Our findings support the use of more than one sensory feedback in virtual environments to improve task performance. These findings complement existing findings in literature. For example, results from a collaborative virtual environment study show that participants under haptic only condition take longer to complete the task than haptic and verbal condition [10].

5.2 Cognitive Workload

Recent research supports the use of haptic as a communication medium [2830]. Instead of overloading the visual and auditory communication mediums, haptic cues are conveyed to users fixated in a demanding task. For instance, a haptic turn-taking protocol is suggested by [30].

Additionally, utilizing visual feedback poses more cognitive workload as graphical user interface become more complex [31]. It is found that increasing the dimensionality from 2D to 3D in visual interfaces decreases the ability for participants to locate, interact and manipulate objects. To address this problem, the implementation of another feedback mode is necessary to reduce the amount of cognitive workload and ensure effective communication.

This study also investigates the effects of cognitive loading on users’ judgement and the ability of users to recognize an encoded message when they are engaged in another demanding task. The results of the study on workload can specifically be used on communication. In other words, the type of sensory modality used to communicate can, depending on the context, be chosen to effectively convey a message. For instance, a pilot crew is frequently engaged with multiple communications at a time; they communicate with a pilot, in a multi-crew setting, and they communicate with Air Traffic Control (ATC) using an auditory channel.
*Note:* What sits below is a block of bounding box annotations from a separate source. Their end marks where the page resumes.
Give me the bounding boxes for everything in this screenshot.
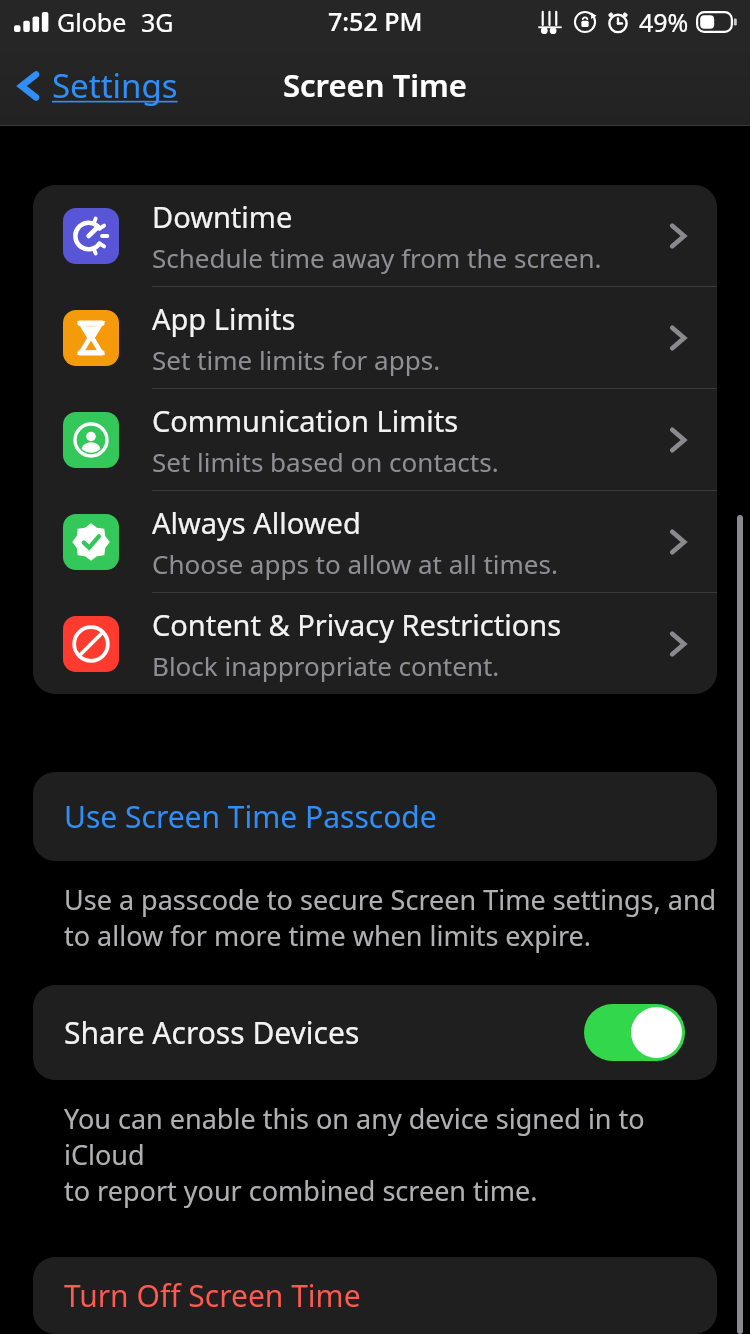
staticText: Always Allowed — [152, 503, 361, 542]
button[interactable]: Downtime — [33, 185, 717, 286]
staticText: Set limits based on contacts. — [152, 444, 499, 479]
button[interactable]: Share Across Devices — [33, 985, 717, 1080]
staticText: 7:52 PM — [328, 4, 423, 38]
button[interactable]: Always Allowed — [33, 491, 717, 592]
staticText: Choose apps to allow at all times. — [152, 546, 558, 581]
button[interactable]: Use Screen Time Passcode — [33, 772, 717, 861]
staticText: Turn Off Screen Time — [64, 1275, 361, 1316]
staticText: App Limits — [152, 299, 296, 338]
staticText: Share Across Devices — [64, 1012, 360, 1053]
staticText: Content & Privacy Restrictions — [152, 605, 562, 644]
staticText: You can enable this on any device signed… — [64, 1100, 726, 1209]
button[interactable]: Settings — [14, 57, 182, 114]
button[interactable]: Content & Privacy Restrictions — [33, 593, 717, 694]
staticText: Screen Time — [283, 64, 467, 106]
staticText: Communication Limits — [152, 401, 459, 440]
staticText: Use Screen Time Passcode — [64, 796, 437, 837]
staticText: Settings — [52, 63, 178, 108]
staticText: Downtime — [152, 197, 293, 236]
staticText: Globe — [57, 5, 127, 39]
button[interactable]: App Limits — [33, 287, 717, 388]
staticText: 3G — [141, 5, 174, 39]
staticText: 49% — [639, 5, 689, 39]
button[interactable]: Turn Off Screen Time — [33, 1257, 717, 1334]
button[interactable]: Communication Limits — [33, 389, 717, 490]
staticText: Block inappropriate content. — [152, 648, 500, 683]
button[interactable]: Share Across Devices toggle, on — [584, 1004, 685, 1061]
staticText: Use a passcode to secure Screen Time set… — [64, 881, 717, 954]
staticText: Schedule time away from the screen. — [152, 240, 602, 275]
staticText: Set time limits for apps. — [152, 342, 441, 377]
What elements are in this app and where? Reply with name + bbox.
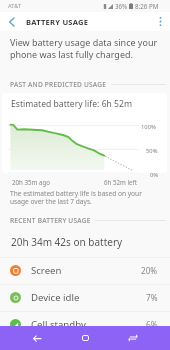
staticText: PAST AND PREDICTED USAGE: [10, 80, 107, 89]
staticText: 8:26 PM: [135, 2, 159, 10]
button[interactable]: Navigate up: [0, 12, 22, 31]
staticText: The estimated battery life is based on y…: [10, 189, 162, 206]
staticText: Device idle: [31, 291, 146, 304]
staticText: 50%: [146, 147, 158, 155]
staticText: View battery usage data since your phone…: [10, 36, 162, 60]
staticText: 36%: [115, 2, 128, 10]
staticText: 6%: [146, 319, 158, 330]
staticText: 20%: [141, 265, 158, 276]
staticText: 7%: [146, 292, 158, 303]
staticText: RECENT BATTERY USAGE: [10, 216, 91, 225]
button[interactable]: Home: [61, 326, 109, 350]
staticText: 100%: [141, 123, 156, 131]
staticText: 6h 52m left: [104, 178, 137, 186]
staticText: Screen: [31, 264, 141, 277]
staticText: 20h 35m ago: [12, 178, 51, 186]
staticText: BATTERY USAGE: [26, 17, 89, 27]
staticText: Estimated battery life: 6h 52m: [11, 98, 132, 110]
staticText: 0%: [150, 171, 159, 179]
button[interactable]: Back: [13, 326, 61, 350]
staticText: 20h 34m 42s on battery: [11, 235, 123, 249]
button[interactable]: More options: [146, 12, 170, 31]
staticText: AT&T: [8, 2, 22, 10]
staticText: Cell standby: [31, 318, 146, 331]
button[interactable]: Screen: [0, 257, 170, 284]
button[interactable]: Recent apps: [109, 326, 157, 350]
button[interactable]: Device idle: [0, 284, 170, 311]
button[interactable]: Cell standby: [0, 311, 170, 338]
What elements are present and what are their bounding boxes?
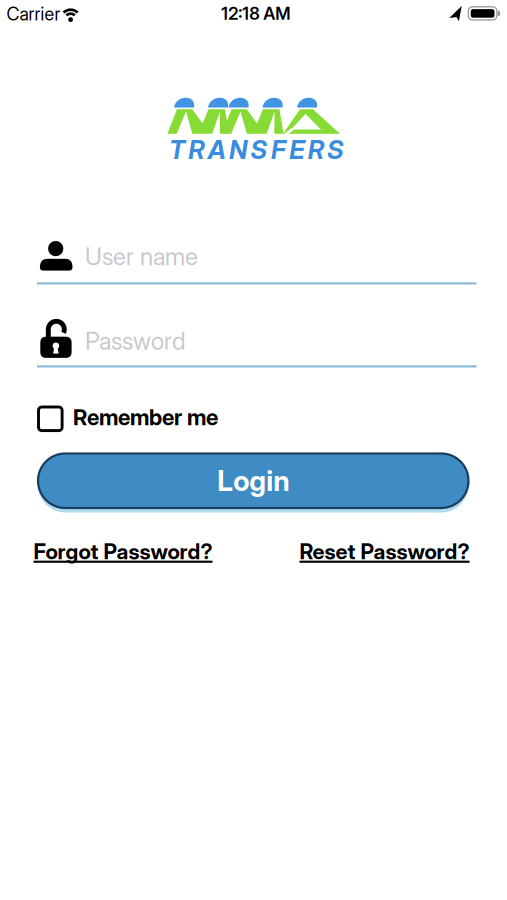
button[interactable]: Password bbox=[37, 318, 476, 368]
staticText: User name bbox=[85, 242, 198, 271]
staticText: Reset Password? bbox=[300, 538, 470, 564]
staticText: E bbox=[289, 134, 304, 165]
staticText: A bbox=[208, 134, 226, 165]
button[interactable]: User name bbox=[37, 239, 476, 284]
staticText: S bbox=[250, 134, 268, 165]
button[interactable]: Remember me bbox=[38, 406, 218, 432]
staticText: 12:18 AM bbox=[221, 3, 290, 24]
staticText: R bbox=[308, 134, 324, 165]
button[interactable]: Login bbox=[38, 454, 468, 508]
staticText: R bbox=[188, 134, 204, 165]
button[interactable]: Reset Password? bbox=[300, 538, 470, 564]
staticText: F bbox=[271, 134, 286, 165]
staticText: Password bbox=[85, 326, 186, 356]
staticText: N bbox=[229, 134, 247, 165]
staticText: Carrier bbox=[6, 3, 60, 25]
staticText: S bbox=[327, 134, 344, 165]
staticText: Login bbox=[217, 464, 289, 498]
button[interactable]: Forgot Password? bbox=[34, 538, 212, 564]
staticText: Remember me bbox=[73, 404, 218, 431]
staticText: T bbox=[169, 134, 185, 165]
staticText: Forgot Password? bbox=[34, 538, 212, 564]
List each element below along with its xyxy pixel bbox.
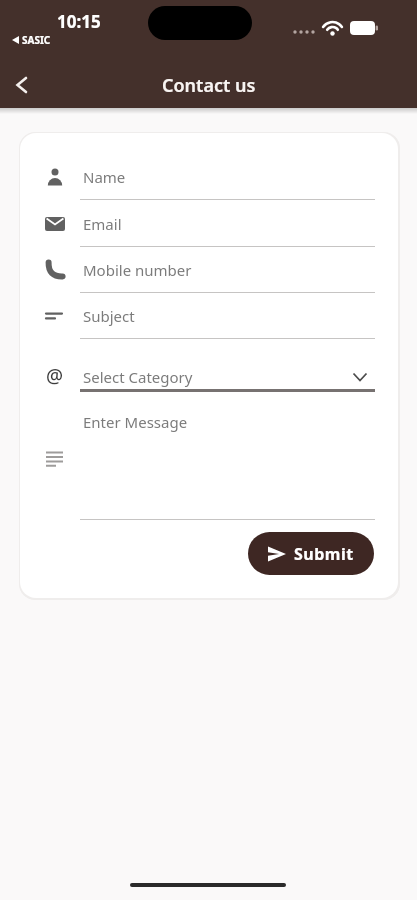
button[interactable] (5, 69, 37, 101)
staticText: Subject (83, 306, 135, 326)
staticText: Name (83, 167, 126, 187)
button[interactable] (80, 251, 375, 293)
staticText: Email (83, 214, 122, 234)
button[interactable] (80, 297, 375, 339)
button[interactable] (80, 158, 375, 200)
staticText: Select Category (83, 367, 193, 387)
staticText: Submit (294, 543, 354, 565)
button[interactable] (80, 355, 375, 392)
button[interactable]: Submit (248, 532, 374, 575)
button[interactable] (80, 205, 375, 247)
staticText: Contact us (162, 73, 256, 98)
staticText: Mobile number (83, 260, 192, 280)
staticText: @ (46, 363, 64, 389)
button[interactable] (80, 398, 375, 519)
staticText: SASIC (22, 33, 51, 47)
staticText: 10:15 (57, 10, 101, 33)
staticText: Enter Message (83, 412, 188, 432)
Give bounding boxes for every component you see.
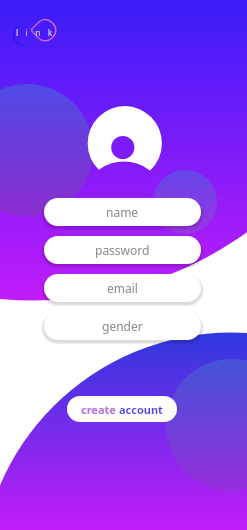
button[interactable]: email <box>44 274 201 302</box>
button[interactable]: name <box>44 198 201 226</box>
button[interactable]: password <box>44 236 201 264</box>
staticText: account <box>119 402 163 417</box>
staticText: gender <box>102 318 143 334</box>
button[interactable]: create <box>67 396 177 422</box>
staticText: email <box>107 280 138 296</box>
staticText: name <box>106 204 139 220</box>
staticText: create <box>81 402 119 417</box>
staticText: l i n k <box>16 27 56 39</box>
button[interactable]: gender <box>44 312 201 340</box>
staticText: password <box>95 242 150 258</box>
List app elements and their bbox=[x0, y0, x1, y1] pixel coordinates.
Therefore, a haptic turn-taking protocol, similar to the turn-taking protocol defined in [30], can be used for pilots to relinquish control of the airplane and to acknowledge control of the airplane.

6 Conclusion and Future Work

The information age has inundated communities with information. Thus, humans have to make more decisions very rapidly. Many tools, such as notepads, personal digital assistance (PDAs), and cellphones, have been invented to improve the brain or off-load some of its resources to external functions. Despite the fact that the human brain capacity can store much information, humans have retrieval limitations. Consequently, in highly-demanding safety-critical tasks, a proper feedback and communication model should be implemented to increase human performance and decreased the perceived workload. Our goal in this study is to find the ultimate feedback and communication model. The results of this study supports the hypothesis that there exists combined sensory modalities that has a higher response time and higher accuracy. However, there were some drawbacks in this experiment. The experiment only investigated 2D environments, the second level of collaboration, and a limited range of codes. In the next stage, the environment will be modified to include higher dimensions, higher levels of collaboration and an extended range of code. The future system will provide more information about the differences on different feedback and communication modes.